本論文敘述減光式相位移光罩之工作原理及其於實際製程運用上所碰到的問題並針對變形照明濾光片之設計提出一種名為「照明圖法」的新穎作圖法以便讓此二種解析度增強技術能有效整合於深次微米接觸窗層曝光製程上。文章內容主要分成三大部分。 第一部份(第二到第四章)是探討邊緣型減光式相位移光罩其增進聚焦深度之機制及在實際運用上所面臨的問題。經由將光軸方向上的成像光強分布以一連串的餘弦函數來近似藉以了解每一對繞涉光之干涉情況後，我們可以清楚的了解到具有對稱相位移圖案之光罩設計所以能增進聚焦深度的原因是由於其提供了破壞性干涉來平衡由於建設性干涉所造成的離焦光強減弱的現象。藉此我們導出一個簡單的方程式來表達邊緣型減光式相位移光罩其增進聚焦深度的能力。此方程式顯示聚焦深度之增長只與曝光波長(l)和投影透鏡之數值孔徑(NA)有關。由於增加照明角度會增長破壞性干涉在光軸方向之週期進而減弱其補償離焦光強的能力，因此增加光源之空間非同調度會減少聚焦深度改善。另一方面，在使用邊緣型減光式相位移光罩對密集接觸窗圖案進行曝光時，由於當缺少建設性干涉的緣故會使得側葉光強大於中央光強造成圖形轉移失敗，此推論意味著此種相位移方法只能運用於圖形週期大於 l/NA 之接觸窗圖案。在研究中發現極小的球面相差會對影像光強在最佳成像位置附近造成非常顯著的不對稱離焦行為，這是由於透鏡上面的相差會造成建設性干涉與破壞性干涉向不同離焦方向位移所致。

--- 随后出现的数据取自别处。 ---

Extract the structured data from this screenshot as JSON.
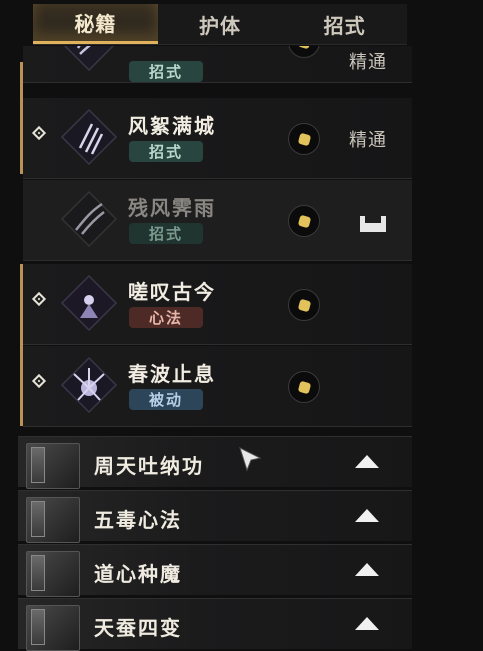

上述分析經由0.17微米接觸窗曝光實驗得到證實。在實驗中，我們特別留意觀察光罩圖案週期對聚焦深度之影響進而闡明密集接觸窗與疏離接觸窗所需改善離焦容忍度機制之不同。 第二部份(第五章)介紹一個名為「照明圖法」的作圖方法來輔助分析光曈面上繞射光場分布與照明角度間的關係。一個照明圖是由許多圓圈組成﹔每個圓圈可視為光瞳投影在照明面上之影像而其圓心離原點的距離等於其所對應之繞設光繞射向量在光瞳面上投影的大小。藉由此作圖法，任意照明角度所造成的光瞳光場分布可以經由計算在照明圖上重疊的圓圈數目得到。照明圖上任兩相交圓之共弦表示可造成兩繞射光對光軸有相同繞設角度的光源位置，這是定義最佳偏軸照明位置的必要條件之一。照明圖法對有效光源位置的選擇極有助益。 最後，也是此論文最重要的部份(第六章)，我們提出一個結合變形照明技術與邊緣型減光式相位移光罩的整合型解析度增強技術來輔助深次微米接觸窗層曝光製程。照明濾光片的設計目的在綜合所有光罩圖形之有效照明位置以補救減光式相位移光罩無法輔助密集接觸窗成像之缺點。為了在單一曝光中同時保有偏軸照射與同軸照射的優點，我們利用照明圖法得到使用能消去0階繞射光的光罩設計來曝出密集接觸窗的結論。另一方面，疏離接觸窗之曝光則需要具有相位移180度的0階繞射光的光罩設計使得其能於較高空間非同調度照明下仍能維持足夠的聚焦深度。我們將此整合型解析度增強技術運用在使用248奈米波長與0.55數值孔徑機台條件的0.17微米接觸窗曝光製程中。實驗結果不但證明此解析度增強技術可以同時改善所有圖形週期之聚焦深度，並且也顯示我們設計的變形照明結構可以降低由球面相差引起的最佳聚焦位置漂移問題。實驗結果顯示最小可解析之圖形週期可推進至0.39微米，同時可以得到一個離焦容忍度為0.63微米而能量寬容度為6%的矩形共同製程窗。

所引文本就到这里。